15. Organizing marching battalions or companies to gather up isolated men or small detachments moving in either direction between the army and its base of operations.

16. In case of sieges, ordering and supervising the employment of the troops in the trenches, making arrangements with the chiefs of artillery and engineers as to the labors to be performed by those troops and as to their management in sorties and assaults.

17. In retreats, taking precautionary measures for preserving order; posting fresh troops to support and relieve the rear-guard; causing intelligent officers to examine and select positions where the rear-guard may advantageously halt, engage the enemy, check his pursuit, and thus gain time; making provision in advance for the movement of trains, that nothing shall be left behind, and that they shall proceed in the most perfect order, taking all proper precautions to insure safety.

18. In cantonments, assigning positions to the different corps; indicating to each principal division of the army a place of assembly in case of alarm; taking measures to see that all orders, instructions, and regulations are implicitly observed.

An examination of this long list—which might easily be made much longer by entering into greater detail—will lead every reader to remark that these are the duties rather of the general-in-chief than of staff officers. This truth I announced some time ago; and it is for the very purpose of permitting the general-in-chief to give his whole attention to the supreme direction of the operations that he ought to be provided with staff officers competent to relieve him of details of execution. Their functions are therefore necessarily very intimately connected; and woe to an army where these authorities cease to act in concert! This want of harmony is often seen,—first, because generals are men and have faults, and secondly, because in every army there are found individual interests and pretensions, producing rivalry of the chiefs of staff and hindering them in performing their duties.[[34]]

It is not to be expected that this treatise shall contain rules for the guidance of staff officers in all the details of their multifarious duties; for, in the first place, every different nation has staff officers with different names and rounds of duties,—so that I should be obliged to write new rules for each army; in the second place, these details are fully entered into in special books pertaining to these subjects.

I will, therefore, content myself with enlarging a little upon some of the first articles enumerated above:—

1. The measures to be taken by the staff officers for preparing the army to enter upon active operations in the field include all those which are likely to facilitate the success of the first plan of operations. They should, as a matter of course, make sure, by frequent inspections, that the matériel of all the arms of the service is in good order: horses, carriages, caissons, teams, harness, shoes, &c. should be carefully examined and any deficiencies supplied. Bridge-trains, engineer-tool trains, matériel of artillery, siege-trains if they are to move, ambulances,—in a word, every thing which conies under the head of matériel,—should be carefully examined and placed in good order.

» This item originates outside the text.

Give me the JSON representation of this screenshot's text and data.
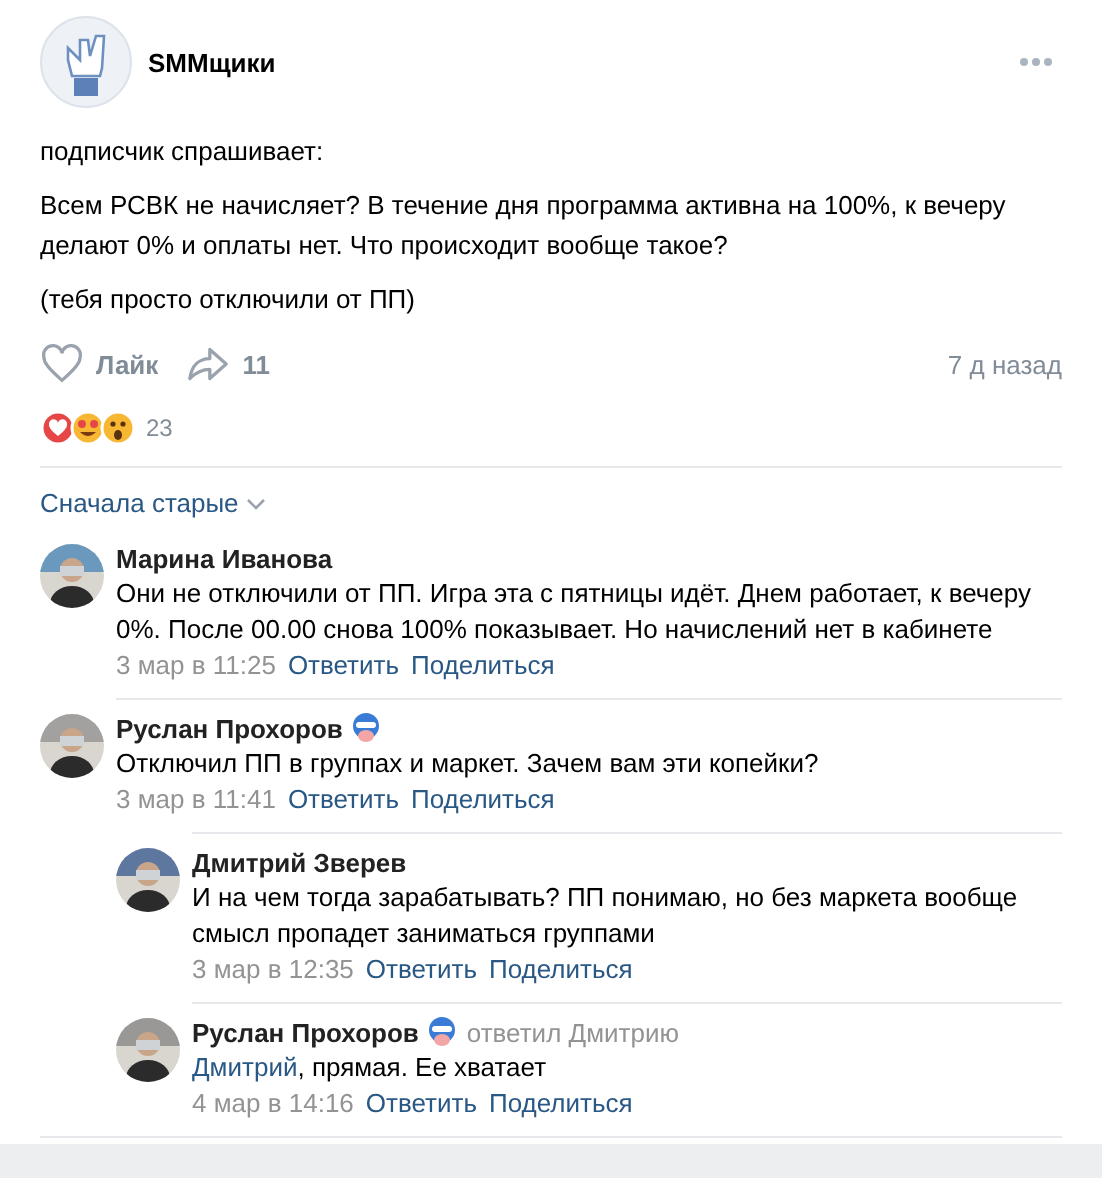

If the campaign is to be opened in the neighborhood of great rivers, gun-boats and flying bridges should be prepared, and all the small craft should be collected at the points and at the bank where they will probably be used. Intelligent officers should examine the most favorable points both for embarkations and for landings,—preferring those localities which present the greatest chances of success for a primary establishment on the opposite bank.

The staff officers will prepare all the itineraries that will be necessary for the movement of the several corps of the army to the proper points of assemblage, making every effort to give such direction to the marches that the enemy shall be unable to learn from them any thing relative to the projected enterprise.